2024 soll viel gebaut werden
Aktuell hat Weingarten mit einem Sanierungsstau zu kämpfen. Und mit Aufgaben, die gelöst werden müssen. Gemeint sind der Neubau der Talschule und ein Ersatzbau am Schulzentrum, in das die Schüler ziehen, solange neu gebaut wird. „Wir können nicht vor dieser Pflichtaufgabe wegrennen“, so Keller. 30 Millionen Euro an liquiden Mitteln wird die Stadt dafür aufwenden, was bedeutet, dass die Neuverschuldung nur sehr gering ausfällt. Nachhaltig sei das aber nicht, denn danach sei das Geld einfach weg.
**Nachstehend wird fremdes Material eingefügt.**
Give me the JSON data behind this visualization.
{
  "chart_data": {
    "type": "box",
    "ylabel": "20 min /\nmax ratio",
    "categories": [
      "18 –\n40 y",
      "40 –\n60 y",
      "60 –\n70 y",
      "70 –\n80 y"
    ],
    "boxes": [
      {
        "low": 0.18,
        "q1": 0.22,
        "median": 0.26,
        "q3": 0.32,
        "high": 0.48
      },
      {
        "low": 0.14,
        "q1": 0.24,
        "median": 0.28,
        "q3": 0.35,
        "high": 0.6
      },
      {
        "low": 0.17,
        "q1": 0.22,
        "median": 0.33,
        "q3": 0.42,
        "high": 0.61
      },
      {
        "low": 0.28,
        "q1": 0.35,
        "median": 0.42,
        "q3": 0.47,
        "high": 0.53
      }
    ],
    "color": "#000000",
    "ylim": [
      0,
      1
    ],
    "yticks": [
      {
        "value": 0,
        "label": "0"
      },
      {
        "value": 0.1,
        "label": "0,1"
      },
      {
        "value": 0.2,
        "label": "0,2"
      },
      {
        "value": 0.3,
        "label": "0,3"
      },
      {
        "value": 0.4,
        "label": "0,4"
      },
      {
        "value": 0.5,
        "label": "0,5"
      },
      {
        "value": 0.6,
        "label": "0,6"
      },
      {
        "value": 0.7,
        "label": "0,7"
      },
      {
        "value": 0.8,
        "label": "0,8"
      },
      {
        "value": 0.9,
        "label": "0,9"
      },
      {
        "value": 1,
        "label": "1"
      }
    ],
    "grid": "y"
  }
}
2024 soll überhaupt viel gebaut werden. Der Pavillon am Schlössle steht an, die weitere Sanierung des Amtshauses oder der Dachausbau der Obdachlosenunterkunft. Das Problem dabei sei jedoch seien die Fachkräfte für die Arbeiten, die nicht ausreichend zur Verfügung stehen, so der Kämmerer. Ob die geplanten Bauvorhaben alle umgesetzt werden können, bleibt also fraglich.
Gut werden die kommenden beiden Jahre finanziell betrachtet nicht, die Stadt macht 2024 rund drei Millionen Euro Minus. Das liegt unter anderem daran, dass die Stadt ihren Mitarbeitern durch die neuen Tarifabschlüsse mehr Gehalt zahlen muss. Außerdem muss sie dem Landkreis wegen der Kreisumlage 3,3 Millionen Euro mehr abgeben als zuvor. „Das ist ein Ausnahmejahr“, sagt Florian Keller. Deshalb hat er seinen Blick fünf Jahre in die Zukunft schweifen lassen. In den Jahren 2026 und 2028 werde es ‐ Stand jetzt ‐ finanziell deutlich besser aussehen.
Kämmerer ist Fan des Doppelhaushalts
Und dann gibt es da noch eine Premiere: Die Stadt nutzt zum ersten Mal einen Doppelhaushalt. Sie verbucht also alle Einnahmen und Ausgaben der Jahre 2024 und 25 auf einmal. Das hat für Florian Keller eindeutig Vorteile. So spart die einmalige Haushaltsplanung Arbeitskräfte. Die Stadt habe schließlich ohnehin zu viele Aufgaben bei gleichzeitig zu wenig Mitarbeitern.
Zudem könne die Stadtverwaltung 2025 sofort zu Jahresbeginn anfangen, Projekte umzusetzen. Normalerweise müsse sie noch mindestens zwei Monate warten, bis der Haushalt vom Regierungspräsidium Tübingen genehmigt wird. Das wird mit der neuen Struktur aber schon Anfang 2024 geschehen sein.
Gefährlich könnte es nur werden, wenn unvorhergesehene wirtschaftliche Entwicklungen auftreten. Dann wäre ein Haushaltsnachtrag vonnöten. Doch selbst der wäre laut Keller schneller zu erledigen als jedes Jahr einen neuen Haushalt auf die Beine zu stellen.